Sargeant makes work about the female body and her experiences of mothering. The milk and the blood, is an exhibition of her recent  drawings, photography, sound, video and performance work.

We are born and we make marks through the vapour of our first breath, through our first excrement and from the saliva of our mouths enclosing around our mothers breasts.

Helen Sargeant

Recent drawings explore pregnancy, birth and breastfeeding. A visual language of marks, gestures, signs, symbols and icons express ideas of loss, trauma separation, attachment and connectivity. The schematic mother represented in her drawings becomes a vessel, a place of holding.by ink and watercolour into paper refer to the body leaking fluids; blood, amniotic fluids, meconium, urine and milk. Rapidly drawn lines on colour paint swatch paper record the body, the passage of time, a woman’s dreams, fears and desires.

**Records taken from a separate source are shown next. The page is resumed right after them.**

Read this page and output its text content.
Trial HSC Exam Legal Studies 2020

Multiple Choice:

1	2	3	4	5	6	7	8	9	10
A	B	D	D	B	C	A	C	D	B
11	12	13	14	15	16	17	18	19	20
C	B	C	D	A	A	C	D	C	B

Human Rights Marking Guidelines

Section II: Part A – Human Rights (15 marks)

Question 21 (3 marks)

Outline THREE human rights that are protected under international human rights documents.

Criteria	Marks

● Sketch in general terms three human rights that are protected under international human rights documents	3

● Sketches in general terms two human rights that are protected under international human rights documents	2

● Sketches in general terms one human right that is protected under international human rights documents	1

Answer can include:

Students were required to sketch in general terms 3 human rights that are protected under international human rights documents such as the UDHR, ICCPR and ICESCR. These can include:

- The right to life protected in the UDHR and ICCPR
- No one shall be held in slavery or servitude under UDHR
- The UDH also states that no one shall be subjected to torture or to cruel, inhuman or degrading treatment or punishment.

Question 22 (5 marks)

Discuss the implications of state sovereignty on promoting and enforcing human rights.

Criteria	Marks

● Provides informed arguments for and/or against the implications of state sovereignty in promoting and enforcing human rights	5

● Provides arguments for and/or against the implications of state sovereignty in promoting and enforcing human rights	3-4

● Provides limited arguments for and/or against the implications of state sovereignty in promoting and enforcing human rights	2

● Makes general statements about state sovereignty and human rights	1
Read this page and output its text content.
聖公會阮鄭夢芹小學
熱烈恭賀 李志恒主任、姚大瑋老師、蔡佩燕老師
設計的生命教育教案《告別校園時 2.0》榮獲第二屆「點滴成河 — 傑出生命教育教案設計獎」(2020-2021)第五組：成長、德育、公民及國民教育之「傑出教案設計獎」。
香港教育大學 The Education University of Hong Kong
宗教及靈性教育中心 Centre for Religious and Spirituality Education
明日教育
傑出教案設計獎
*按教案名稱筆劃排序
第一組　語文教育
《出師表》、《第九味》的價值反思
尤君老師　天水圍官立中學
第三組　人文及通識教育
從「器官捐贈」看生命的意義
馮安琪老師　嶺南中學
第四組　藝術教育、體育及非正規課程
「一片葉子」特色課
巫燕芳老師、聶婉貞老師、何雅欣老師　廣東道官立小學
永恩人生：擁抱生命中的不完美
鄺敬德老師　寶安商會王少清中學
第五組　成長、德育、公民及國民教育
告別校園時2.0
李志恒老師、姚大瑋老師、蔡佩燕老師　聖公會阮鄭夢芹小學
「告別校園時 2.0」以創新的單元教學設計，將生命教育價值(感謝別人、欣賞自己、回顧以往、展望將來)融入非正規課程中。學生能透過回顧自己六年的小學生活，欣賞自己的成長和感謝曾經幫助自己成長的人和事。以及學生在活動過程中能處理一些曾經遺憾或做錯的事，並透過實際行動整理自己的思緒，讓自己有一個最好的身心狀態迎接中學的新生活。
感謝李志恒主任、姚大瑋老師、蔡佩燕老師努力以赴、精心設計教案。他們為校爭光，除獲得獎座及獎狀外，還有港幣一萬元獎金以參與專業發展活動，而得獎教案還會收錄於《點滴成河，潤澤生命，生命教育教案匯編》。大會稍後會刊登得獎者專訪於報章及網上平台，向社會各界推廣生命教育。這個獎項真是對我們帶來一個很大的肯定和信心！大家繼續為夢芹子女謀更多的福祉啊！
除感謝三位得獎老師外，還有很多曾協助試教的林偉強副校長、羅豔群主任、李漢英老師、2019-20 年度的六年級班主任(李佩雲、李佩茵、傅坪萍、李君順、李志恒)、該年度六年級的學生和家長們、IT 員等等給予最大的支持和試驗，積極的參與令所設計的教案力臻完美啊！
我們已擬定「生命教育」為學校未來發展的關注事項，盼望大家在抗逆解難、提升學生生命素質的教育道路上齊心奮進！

Sargeant’s art works counter to idealised representations of motherhood such as religious iconography of the madonna and child, instead she works with everyday narratives of mothering; cuddling, cooking, playing, cleaning, bathing, reading, laughing, crying, blowing noses, sorting, tidying, organising, maintenance….

Intimate documentary photography depicts Sargeant breastfeeding  and gazing at her children as they sleep. A series of photographs records a group of mother’s pregnancy food cravings shared via Facebook . Sound recordings capture a baby cooing and a mother soothing her child to sleep. In Stay and play we see Sargeant collaborating with her 3 year old son to create discrete works that explore the physical body of the mother and the child playing and interacting within the home.

In Higher Riser collaborates with her eldest son Syd to re-imagine Sylvia Plaths poem You’re rock song. Plaths words use the metaphor of bread rising to represent the womb of the pregnant narrator.

Dust Bread is the result of a performance whereby Sargeant bakes bread from the dust in her vacuum cleaner. Dust from her home contains the remnants of her families bodies,  skin, hair as well as the detritus of living, sweet wrappers, sellotape, feathers from sofa cushions, cat hairs,  food dropped on the floor, small plastic pieces from the children’s toys.  The performance uses the kneading process as mark making, the dough is grey and cuts Sargeant’s hands as she works it, the resulting loaf is heavy and hairy.

Milk on Rocks documents a performance whereby Sargeant scrubs a rock on the yorkshire moors near her home with a bucket of cow’s milk.  The milk makes a large white mark and drips down the rough surface of the rock as she scrubs. With this work Sargeant connects the body of the woman with the landscape, reflects upon domestic tasks and that of milk production as human and milk production as cow to sustain and maintain life.